The Downside to China’s Massive Growth: Inflation

chinese growthChina is continuing to expand at rates well beyond the world’s other industrialized powers.

The Organization for Economic Cooperation and Development (OECD) predicts that China will grow its economy by 9.7% in 2011 and 2012, which, while lower than the previous rates, is still well above the global average of 4.2% and 4.6% in 2011 and 2012, respectively. In the third quarter, China’s GDP increased 9.6%.

I view the growth of China over the past decade as akin to the Industrial Revolution that started in the United Kingdom in the 18th century and spread to Europe, the U.S., and globally.

Yet, with all the growth come rising prices or inflation. The consumer price index (CPI) was at a sizzling 5.1% in November, up from 4.4% in October. China has not seen inflation at these levels in over 25 years. The target is three percent, so inflation is clearly a problem that is serious and will require higher interest rates down the road.

Prices across the board have been rising in the country. Food prices are surging across the country due to the higher commodity prices. In October, food prices surged 11.7%.

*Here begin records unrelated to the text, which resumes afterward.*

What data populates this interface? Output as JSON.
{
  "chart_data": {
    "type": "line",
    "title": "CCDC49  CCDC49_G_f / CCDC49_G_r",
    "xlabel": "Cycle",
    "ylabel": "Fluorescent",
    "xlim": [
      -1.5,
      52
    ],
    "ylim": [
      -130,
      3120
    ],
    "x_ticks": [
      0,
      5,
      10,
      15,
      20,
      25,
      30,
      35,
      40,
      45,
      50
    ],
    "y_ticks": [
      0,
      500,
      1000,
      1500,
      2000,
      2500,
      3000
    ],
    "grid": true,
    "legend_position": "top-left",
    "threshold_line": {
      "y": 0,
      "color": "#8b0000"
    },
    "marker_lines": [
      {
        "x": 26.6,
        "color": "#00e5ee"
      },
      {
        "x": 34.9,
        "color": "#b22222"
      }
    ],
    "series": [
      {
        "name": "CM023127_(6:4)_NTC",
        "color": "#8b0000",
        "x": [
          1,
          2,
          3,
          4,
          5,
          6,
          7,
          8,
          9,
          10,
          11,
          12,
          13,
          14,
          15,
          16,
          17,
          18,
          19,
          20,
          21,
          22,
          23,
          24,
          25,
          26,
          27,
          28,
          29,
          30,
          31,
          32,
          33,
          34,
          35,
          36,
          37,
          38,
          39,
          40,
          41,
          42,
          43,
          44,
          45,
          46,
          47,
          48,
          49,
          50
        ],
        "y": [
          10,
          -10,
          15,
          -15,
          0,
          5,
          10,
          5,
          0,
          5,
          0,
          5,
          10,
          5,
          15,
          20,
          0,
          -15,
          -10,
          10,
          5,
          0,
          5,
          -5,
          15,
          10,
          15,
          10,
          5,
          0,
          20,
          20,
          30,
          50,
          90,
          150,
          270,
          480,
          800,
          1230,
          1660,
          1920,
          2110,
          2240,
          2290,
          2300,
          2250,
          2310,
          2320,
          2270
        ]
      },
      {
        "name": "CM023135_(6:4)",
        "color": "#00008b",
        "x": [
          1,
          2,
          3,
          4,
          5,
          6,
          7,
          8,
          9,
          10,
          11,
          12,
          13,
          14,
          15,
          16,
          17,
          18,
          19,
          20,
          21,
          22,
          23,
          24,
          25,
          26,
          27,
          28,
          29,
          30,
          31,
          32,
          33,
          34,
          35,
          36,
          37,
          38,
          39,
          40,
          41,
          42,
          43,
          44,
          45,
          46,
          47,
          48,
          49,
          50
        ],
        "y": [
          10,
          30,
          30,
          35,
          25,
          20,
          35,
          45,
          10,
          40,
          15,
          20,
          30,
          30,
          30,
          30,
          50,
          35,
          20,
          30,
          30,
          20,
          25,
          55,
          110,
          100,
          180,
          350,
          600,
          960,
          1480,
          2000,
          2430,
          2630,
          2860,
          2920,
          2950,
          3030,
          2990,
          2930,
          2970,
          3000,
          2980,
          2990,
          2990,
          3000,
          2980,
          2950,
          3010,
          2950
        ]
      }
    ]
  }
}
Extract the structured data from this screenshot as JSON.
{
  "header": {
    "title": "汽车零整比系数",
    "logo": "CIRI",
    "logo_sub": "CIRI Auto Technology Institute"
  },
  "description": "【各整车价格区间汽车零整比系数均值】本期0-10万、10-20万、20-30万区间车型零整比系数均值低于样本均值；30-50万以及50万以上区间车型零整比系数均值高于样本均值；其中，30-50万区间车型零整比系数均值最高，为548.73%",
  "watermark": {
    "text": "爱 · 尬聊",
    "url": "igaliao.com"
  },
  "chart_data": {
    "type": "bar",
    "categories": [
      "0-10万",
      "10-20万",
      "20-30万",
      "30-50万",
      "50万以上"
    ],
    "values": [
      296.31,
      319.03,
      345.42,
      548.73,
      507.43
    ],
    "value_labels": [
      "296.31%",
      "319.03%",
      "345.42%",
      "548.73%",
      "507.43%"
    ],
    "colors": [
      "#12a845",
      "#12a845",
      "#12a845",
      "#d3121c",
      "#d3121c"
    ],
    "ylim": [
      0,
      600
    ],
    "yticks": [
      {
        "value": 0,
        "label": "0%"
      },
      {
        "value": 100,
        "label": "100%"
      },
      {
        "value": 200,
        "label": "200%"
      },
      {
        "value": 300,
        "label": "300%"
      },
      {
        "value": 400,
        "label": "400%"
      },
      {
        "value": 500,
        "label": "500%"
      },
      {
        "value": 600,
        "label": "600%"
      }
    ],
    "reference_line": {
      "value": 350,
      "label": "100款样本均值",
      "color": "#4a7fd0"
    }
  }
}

The reality is that, when a country is growing at the rate China has been, it is not unreasonable to see inflation. The country is placing a cap on essential foods such as cooking oils to try to help the many poor people.

Real estate values, while rising at a lower rate, continue to move higher despite the government’s efforts to tighten the flow of money via higher bank reserve ratios. China increased the bank’s reserve ratio to 18.5%, representing the fifth increase in 2010 and the third in over a month. This does not appear to be working and the government may need to increase interest rates to dampen the lending demand.

China estimates that it has targeted about US$1.05 trillion in bank lending in 2011, which still appears to be relatively high, but lower than the expected $1.35 trillion in 2010. Some economists feel that the lending should be in the US$975-billion to US$1.0-trillion range for 2011.

In what I view as a bold move, China decided to increase the top range of its inflation target to four percent from the previous three percent. Imagine the Federal Reserve doing this!

In my view, this strategy indicates to me that the Chinese policy makers there are less inclined to tackle surging inflation via higher interest rates; they would rather increase the target to absorb it. Yet, with inflation surging to a whopping 5.1% in November, the government has much work ahead of it.

Nonetheless, my gut tells me that higher interest rates will likely be around the corner in China.